Rendre visible l’essence de la Réforme

Simon de Tovar et Alain Batifoullier, scénographes du nouveau MIR. / © Lundi 13/Nicolas Righetti
i
Simon de Tovar et Alain Batifoullier, scénographes du nouveau MIR.
© Lundi 13/Nicolas Righetti

Rendre visible l’essence de la Réforme

Remodeler
Le Musée international de la Réforme rouvre ses portes le 27 avril, après vingt-et-un mois de travaux. Allégé, le nouveau parcours de visite veut apporter un regard ciblé, capable d’édifier le plus grand nombre, mais aussi de surprendre les experts.
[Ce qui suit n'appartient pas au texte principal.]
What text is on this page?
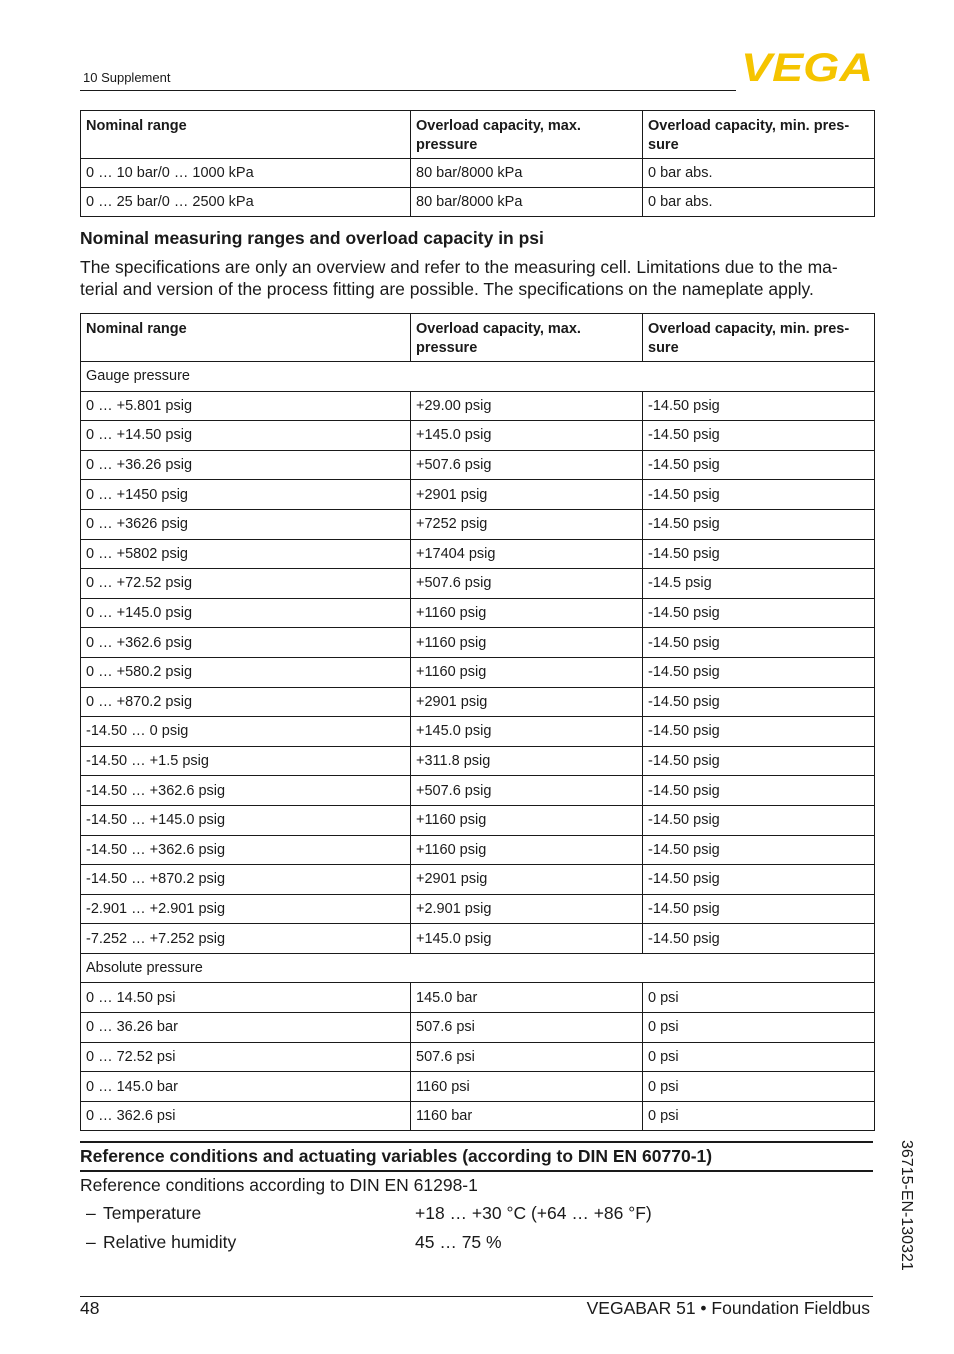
10 Supplement	VEGA
Nominal range	Overload capacity, max. pressure	Overload capacity, min. pres- sure
0 … 10 bar/0 … 1000 kPa	80 bar/8000 kPa	0 bar abs.
0 … 25 bar/0 … 2500 kPa	80 bar/8000 kPa	0 bar abs.
Nominal measuring ranges and overload capacity in psi
The specifications are only an overview and refer to the measuring cell. Limitations due to the ma- terial and version of the process fitting are possible. The specifications on the nameplate apply.
Nominal range	Overload capacity, max. pressure	Overload capacity, min. pres- sure
Gauge pressure		
0 … +5.801 psig	+29.00 psig	-14.50 psig
0 … +14.50 psig	+145.0 psig	-14.50 psig
0 … +36.26 psig	+507.6 psig	-14.50 psig
0 … +1450 psig	+2901 psig	-14.50 psig
0 … +3626 psig	+7252 psig	-14.50 psig
0 … +5802 psig	+17404 psig	-14.50 psig
0 … +72.52 psig	+507.6 psig	-14.5 psig
0 … +145.0 psig	+1160 psig	-14.50 psig
0 … +362.6 psig	+1160 psig	-14.50 psig
0 … +580.2 psig	+1160 psig	-14.50 psig
0 … +870.2 psig	+2901 psig	-14.50 psig
-14.50 … 0 psig	+145.0 psig	-14.50 psig
-14.50 … +1.5 psig	+311.8 psig	-14.50 psig
-14.50 … +362.6 psig	+507.6 psig	-14.50 psig
-14.50 … +145.0 psig	+1160 psig	-14.50 psig
-14.50 … +362.6 psig	+1160 psig	-14.50 psig
-14.50 … +870.2 psig	+2901 psig	-14.50 psig
-2.901 … +2.901 psig	+2.901 psig	-14.50 psig
-7.252 … +7.252 psig	+145.0 psig	-14.50 psig
Absolute pressure		
0 … 14.50 psi	145.0 bar	0 psi
0 … 36.26 bar	507.6 psi	0 psi
0 … 72.52 psi	507.6 psi	0 psi
0 … 145.0 bar	1160 psi	0 psi
0 … 362.6 psi	1160 bar	0 psi
Reference conditions and actuating variables (according to DIN EN 60770-1)
Reference conditions according to DIN EN 61298-1
– Temperature	+18 … +30 °C (+64 … +86 °F)
– Relative humidity	45 … 75 %	36715-EN-130321
48	VEGABAR 51 • Foundation Fieldbus
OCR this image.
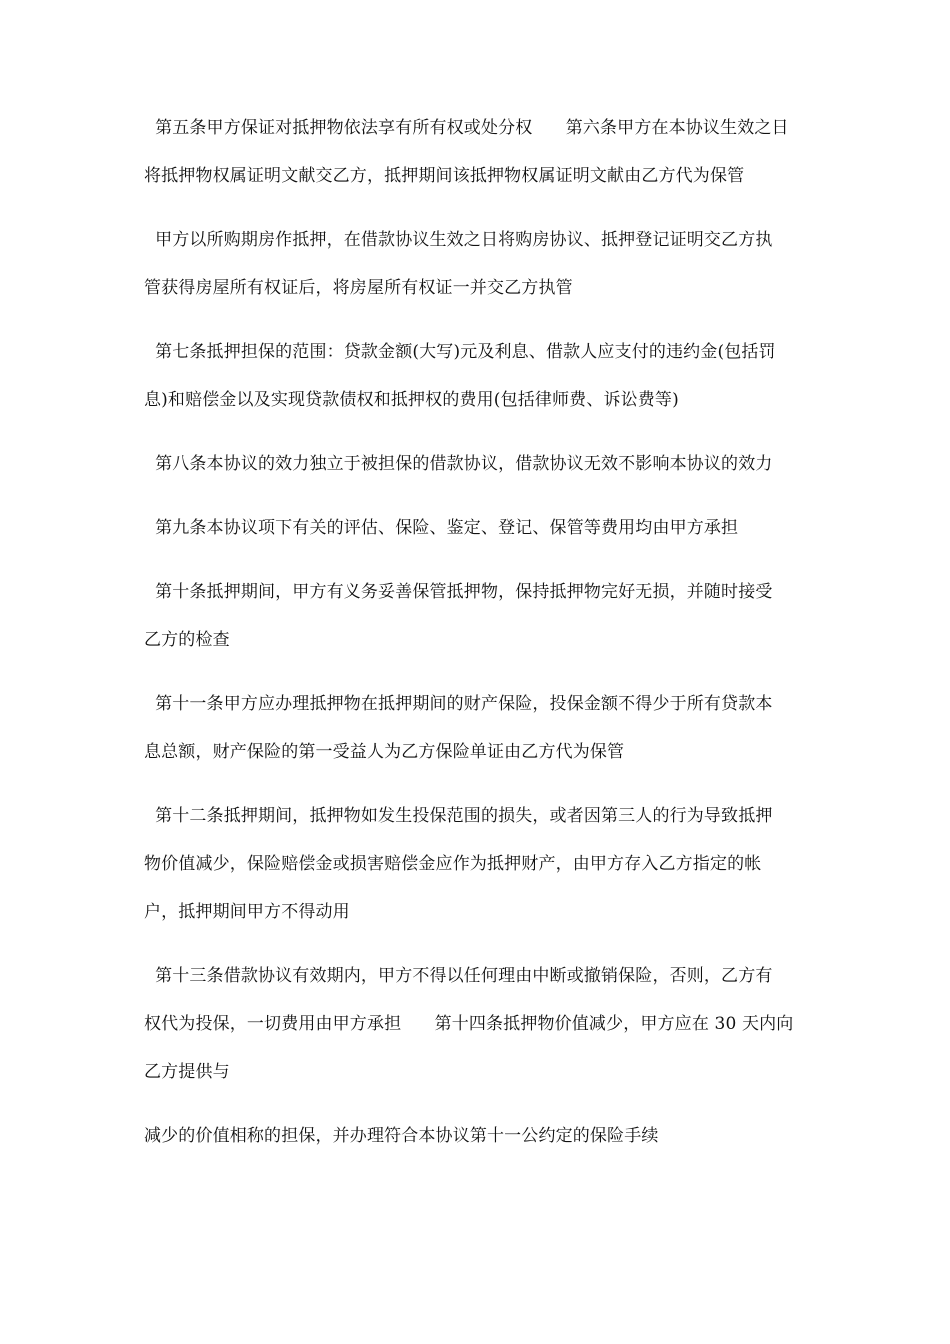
第五条甲方保证对抵押物依法享有所有权或处分权      第六条甲方在本协议生效之日
将抵押物权属证明文献交乙方，抵押期间该抵押物权属证明文献由乙方代为保管
甲方以所购期房作抵押，在借款协议生效之日将购房协议、抵押登记证明交乙方执
管获得房屋所有权证后，将房屋所有权证一并交乙方执管
第七条抵押担保的范围：贷款金额(大写)元及利息、借款人应支付的违约金(包括罚
息)和赔偿金以及实现贷款债权和抵押权的费用(包括律师费、诉讼费等)
第八条本协议的效力独立于被担保的借款协议，借款协议无效不影响本协议的效力
第九条本协议项下有关的评估、保险、鉴定、登记、保管等费用均由甲方承担
第十条抵押期间，甲方有义务妥善保管抵押物，保持抵押物完好无损，并随时接受
乙方的检查
第十一条甲方应办理抵押物在抵押期间的财产保险，投保金额不得少于所有贷款本
息总额，财产保险的第一受益人为乙方保险单证由乙方代为保管
第十二条抵押期间，抵押物如发生投保范围的损失，或者因第三人的行为导致抵押
物价值减少，保险赔偿金或损害赔偿金应作为抵押财产，由甲方存入乙方指定的帐
户，抵押期间甲方不得动用
第十三条借款协议有效期内，甲方不得以任何理由中断或撤销保险，否则，乙方有
权代为投保，一切费用由甲方承担      第十四条抵押物价值减少，甲方应在 30 天内向
乙方提供与
减少的价值相称的担保，并办理符合本协议第十一公约定的保险手续
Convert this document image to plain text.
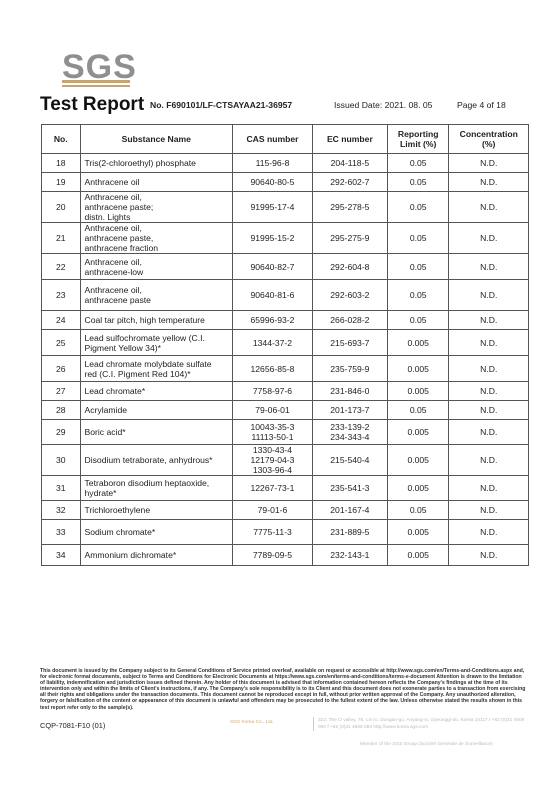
SGS
Test Report No. F690101/LF-CTSAYAA21-36957	Issued Date: 2021. 08. 05	Page 4 of 18
No.	Substance Name	CAS number	EC number	Reporting Limit (%)	Concentration (%)
18	Tris(2-chloroethyl) phosphate	115-96-8	204-118-5	0.05	N.D.
19	Anthracene oil	90640-80-5	292-602-7	0.05	N.D.
20	Anthracene oil,
anthracene paste;
distn. Lights	91995-17-4	295-278-5	0.05	N.D.
21	Anthracene oil,
anthracene paste,
anthracene fraction	91995-15-2	295-275-9	0.05	N.D.
22	Anthracene oil,
anthracene-low	90640-82-7	292-604-8	0.05	N.D.
23	Anthracene oil,
anthracene paste	90640-81-6	292-603-2	0.05	N.D.
24	Coal tar pitch, high temperature	65996-93-2	266-028-2	0.05	N.D.
25	Lead sulfochromate yellow (C.I.
Pigment Yellow 34)*	1344-37-2	215-693-7	0.005	N.D.
26	Lead chromate molybdate sulfate
red (C.I. Pigment Red 104)*	12656-85-8	235-759-9	0.005	N.D.
27	Lead chromate*	7758-97-6	231-846-0	0.005	N.D.
28	Acrylamide	79-06-01	201-173-7	0.05	N.D.
29	Boric acid*	10043-35-3
11113-50-1	233-139-2
234-343-4	0.005	N.D.
30	Disodium tetraborate, anhydrous*	1330-43-4
12179-04-3
1303-96-4	215-540-4	0.005	N.D.
31	Tetraboron disodium heptaoxide,
hydrate*	12267-73-1	235-541-3	0.005	N.D.
32	Trichloroethylene	79-01-6	201-167-4	0.05	N.D.
33	Sodium chromate*	7775-11-3	231-889-5	0.005	N.D.
34	Ammonium dichromate*	7789-09-5	232-143-1	0.005	N.D.
This document is issued by the Company subject to its General Conditions of Service printed overleaf, available on request or accessible at http://www.sgs.com/en/Terms-and-Conditions.aspx and, for electronic format documents, subject to Terms and Conditions for Electronic Documents at https://www.sgs.com/en/terms-and-conditions/terms-e-document Attention is drawn to the limitation of liability, indemnification and jurisdiction issues defined therein. Any holder of this document is advised that information contained hereon reflects the Company's findings at the time of its intervention only and within the limits of Client's instructions, if any. The Company's sole responsibility is to its Client and this document does not exonerate parties to a transaction from exercising all their rights and obligations under the transaction documents. This document cannot be reproduced except in full, without prior written approval of the Company. Any unauthorized alteration, forgery or falsification of the content or appearance of this document is unlawful and offenders may be prosecuted to the fullest extent of the law. Unless otherwise stated the results shown in this test report refer only to the sample(s).
CQP-7081-F10 (01)	SGS Korea Co., Ltd.	322, The O valley, 76, LS-ro, Dongan-gu, Anyang-si, Gyeonggi-do, Korea 14117 t +82 (0)31 4608 000 f +82 (0)31 4608 059 http://www.korea.sgs.com
Member of the SGS Group (Société Générale de Surveillance)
L’enjeu, c’est l’espace. Installé dans la Maison Mallet à Genève, le Musée international de la Réforme (MIR) a dû modifier tout son agencement pour libérer la cour arrière, où se tenait son entrée, selon les décisions du propriétaire du bâtiment. Mais cette opération, la première d’ampleur depuis la dernière rénovation de 2005, a permis trois gains majeurs pour le musée: d’abord, un accès plus simple et visible depuis la place de la cathédrale. Puis un écrin renouvelé pour son auditorium: le nouveau vestibule d’accueil, qui recevra désormais les événements. Enfin, une surface d’exposition agrandie (voir encadré) et plus cohérente. Le MIR remodelé s’étale désormais sur l’ensemble du rez-de-chaussée: les expositions temporaires dans l’aile droite, les collections permanentes dans l’aile gauche, sous-sol inclus.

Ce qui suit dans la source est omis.